As many of you know I'm a numbers guy. I'm always looking for ways to quantify what I see and find numbers to back up opinions.

Whether we believe in them strongly or not Beyer figures have changed the way most people handicap and they also have a great effect on people who are trying to identify the strength of a given group.

It's mid-January and some people are already beginning to wonder where the fast horses or whether or not this crop will even have any.

It's no secret that the average Beyer figures earned by Triple Crown prospects have been declining in recent years. But recently I've begun to question if the horses are really slower or if maybe the figures are misleading us.
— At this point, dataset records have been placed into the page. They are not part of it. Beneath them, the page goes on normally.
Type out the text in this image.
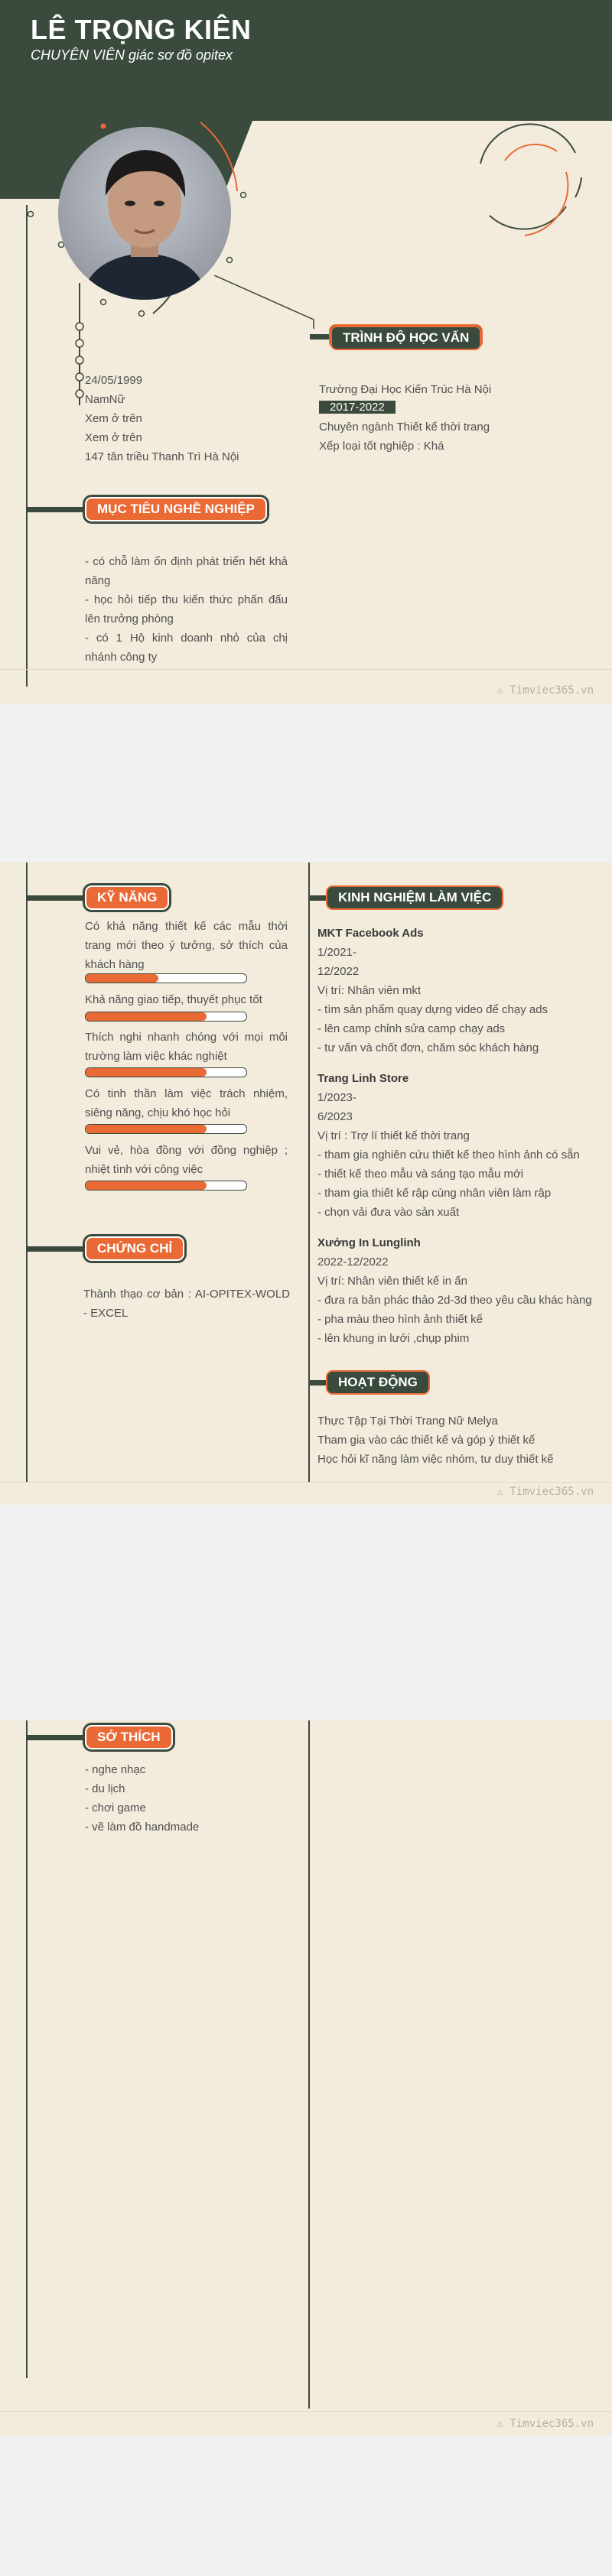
LÊ TRỌNG KIÊN
CHUYÊN VIÊN giác sơ đồ opitex
24/05/1999
NamNữ
Xem ở trên
Xem ở trên
147 tân triều Thanh Trì Hà Nội
TRÌNH ĐỘ HỌC VẤN
Trường Đại Học Kiến Trúc Hà Nội
2017-2022
Chuyên ngành Thiết kế thời trang
Xếp loại tốt nghiệp : Khá
MỤC TIÊU NGHỀ NGHIỆP
- có chỗ làm ổn định phát triển hết khả năng
- học hỏi tiếp thu kiến thức phấn đấu lên trưởng phòng
- có 1 Hộ kinh doanh nhỏ của chị nhánh công ty
⚠ Timviec365.vn
KỸ NĂNG
Có khả năng thiết kế các mẫu thời trang mới theo ý tưởng, sở thích của khách hàng
Khả năng giao tiếp, thuyết phục tốt
Thích nghi nhanh chóng với mọi môi trường làm việc khác nghiệt
Có tinh thần làm việc trách nhiệm, siêng năng, chịu khó học hỏi
Vui vẻ, hòa đồng với đồng nghiệp ; nhiệt tình với công việc
CHỨNG CHỈ
Thành thạo cơ bản : AI-OPITEX-WOLD - EXCEL
KINH NGHIỆM LÀM VIỆC
MKT Facebook Ads
1/2021-
12/2022
Vị trí: Nhân viên mkt
- tìm sản phẩm quay dựng video để chạy ads
- lên camp chỉnh sửa camp chạy ads
- tư vấn và chốt đơn, chăm sóc khách hàng
Trang Linh Store
1/2023-
6/2023
Vị trí : Trợ lí thiết kế thời trang
- tham gia nghiên cứu thiết kế theo hình ảnh có sẵn
- thiết kế theo mẫu và sáng tạo mẫu mới
- tham gia thiết kế rập cùng nhân viên làm rập
- chọn vải đưa vào sản xuất
Xưởng In Lunglinh
2022-12/2022
Vị trí: Nhân viên thiết kế in ấn
- đưa ra bản phác thảo 2d-3d theo yêu cầu khác hàng
- pha màu theo hình ảnh thiết kế
- lên khung in lưới ,chụp phim
HOẠT ĐỘNG
Thực Tập Tại Thời Trang Nữ Melya
Tham gia vào các thiết kế và góp ý thiết kế
Học hỏi kĩ năng làm việc nhóm, tư duy thiết kế
⚠ Timviec365.vn
SỞ THÍCH
- nghe nhạc
- du lịch
- chơi game
- vẽ làm đồ handmade
⚠ Timviec365.vn
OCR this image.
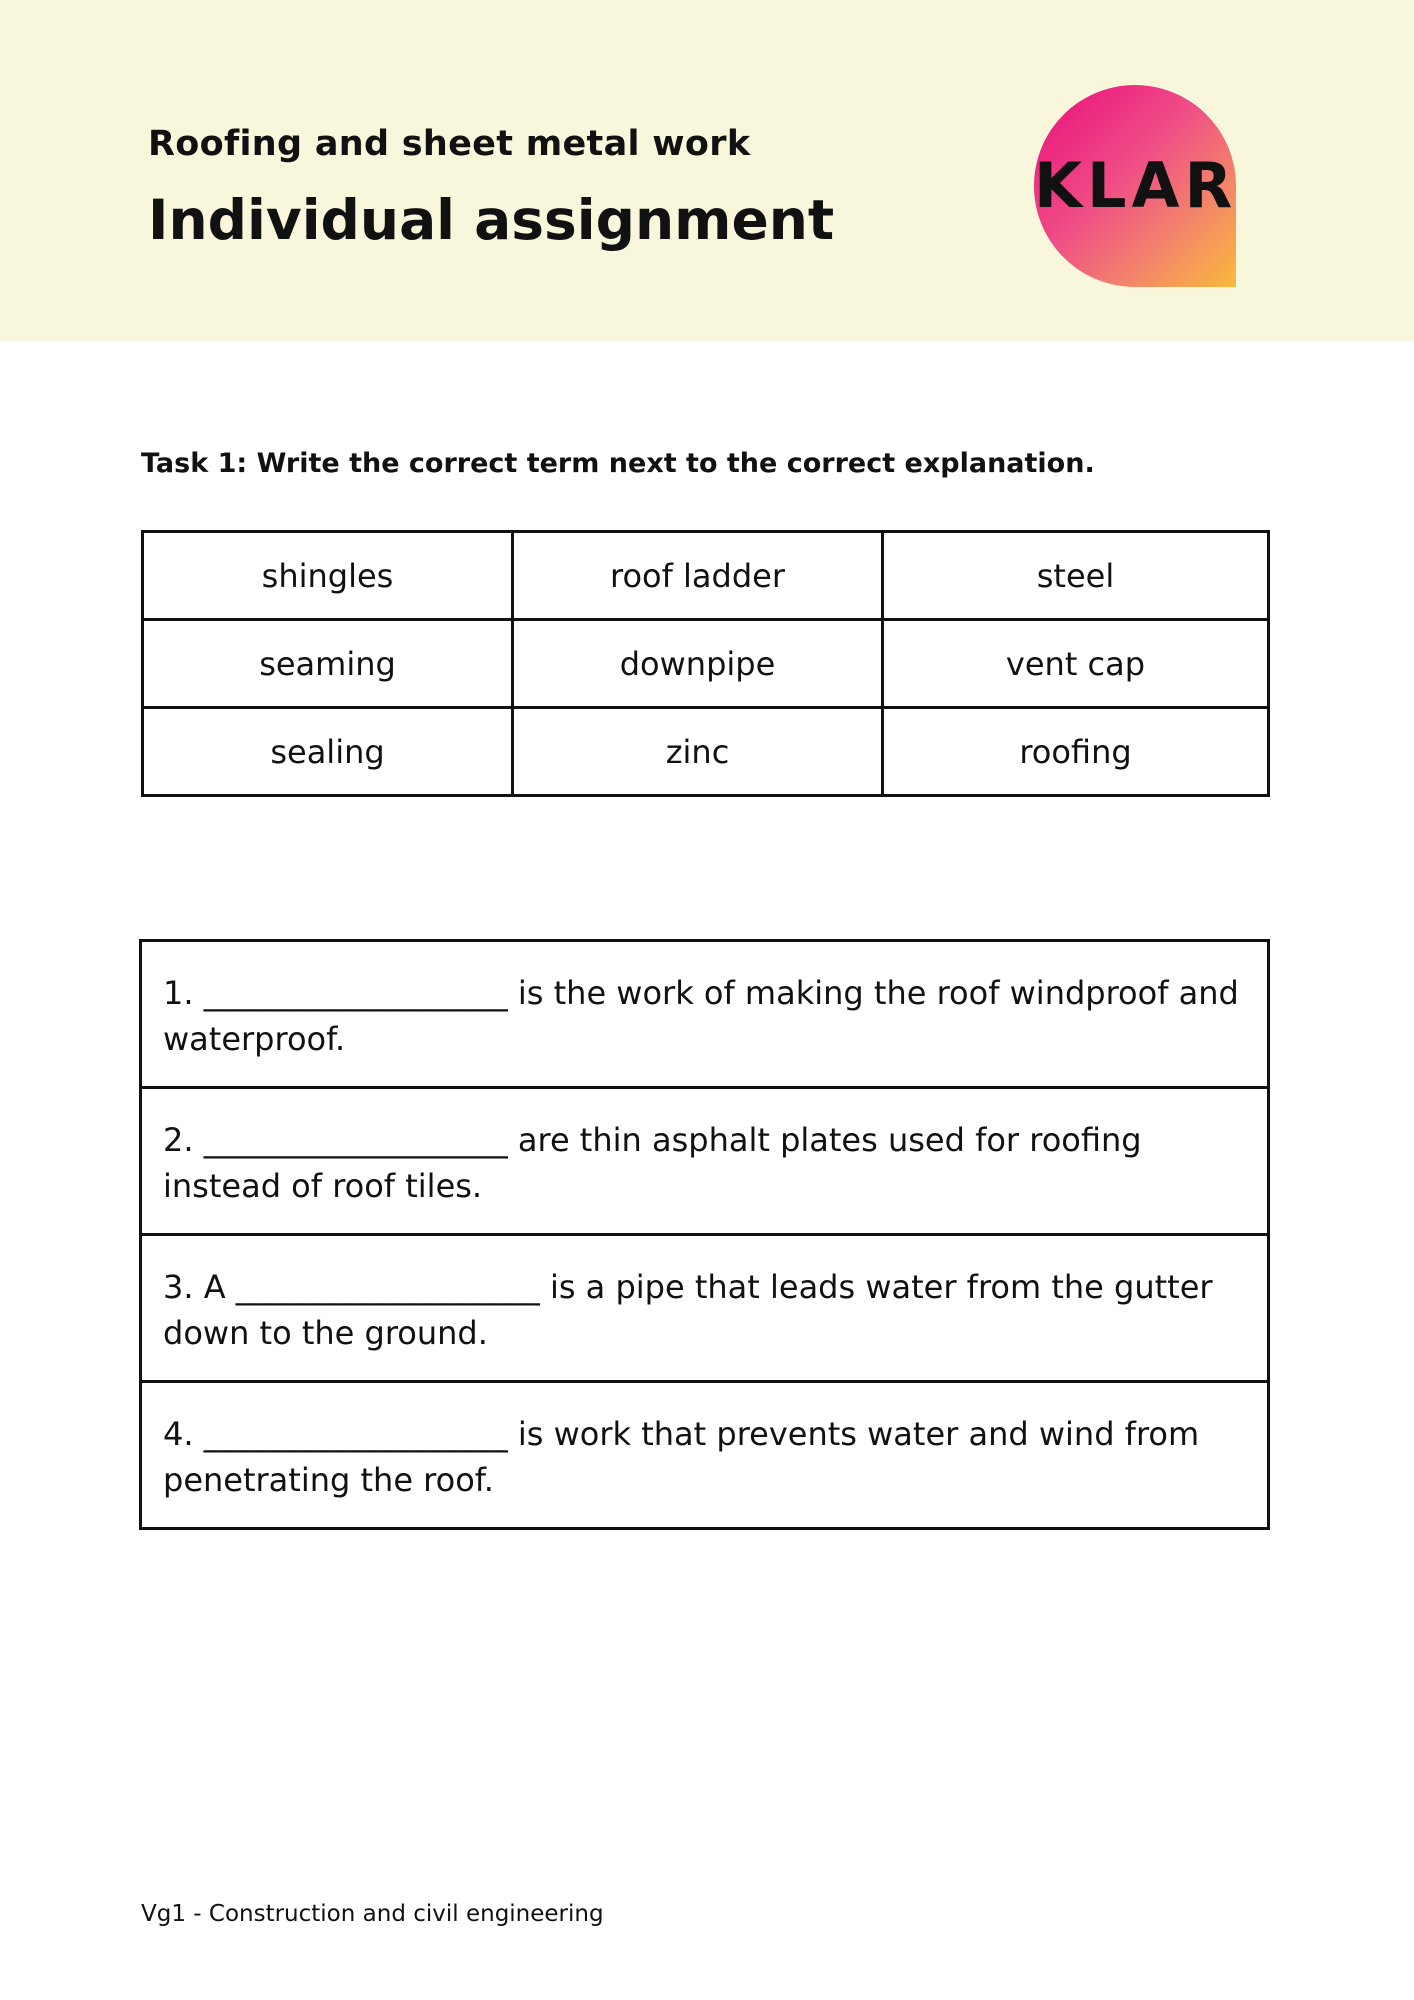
Roofing and sheet metal work
Individual assignment	KLAR
Task 1: Write the correct term next to the correct explanation.
shingles	roof ladder	steel
seaming	downpipe	vent cap
sealing	zinc	roofing
1. ___________________ is the work of making the roof windproof and waterproof.
2. ___________________ are thin asphalt plates used for roofing instead of roof tiles.
3. A ___________________ is a pipe that leads water from the gutter down to the ground.
4. ___________________ is work that prevents water and wind from penetrating the roof.
Vg1 - Construction and civil engineering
I have taken a recent fancy to the old fashioned DRF Speed Ratings and Track Variants. Unlike the mystical secret sauce added to most speed figures these ratings simply tell you how fast the race was in comparison to all the races run at that distance in the last three years. The variant is an average of how all the other races fared that day in relation to the fastest times for their respective distances.

If the horses are truly getting slower than more than just the Beyer Speed Figures ought to be in decline. The speed ratings should tell the same story. Consider this table below.



The first chart shows the avg Beyer's and DRF Speed Ratings (plus Variants) for the last start prior to the Derby for each Derby entrant for more than a decade. You can see the Beyer's steadily declining but the Variant's staying just about the same.

The second chart shows an average of all the Kentucky Derby prep winning figures since 1996 and the corresponding DRF Speed and Variants. Although the Variants are in a minor phase of decline you can see that the differential between them and the Beyer figures is increasing by quite a bit.

Draw what conclusions you will but I suspect that these horses aren't nearly as slow as the numbers suggest.

2 comments:

Anonymous said...

Read your Varying Speed Post.

I don't have as much confidence in the Beyers like I used to. Maybe I am just getting to be to much a skeptic since the installation of Synthetic tracks. Can't seem to get used to them and I think the Byers people have been experimenting with their figures ever since the advent of the synthetic tracks.

Don't know if you won it, but congraduations on your very fine
Handigambling 116 submission. Outstanding!

Thanks.

chicago gerry

Kennedy said...

Thanks, I actually used the Handigambling race as a testing ground for my new method of calculating speed figures.

That particular race worked out fairly well.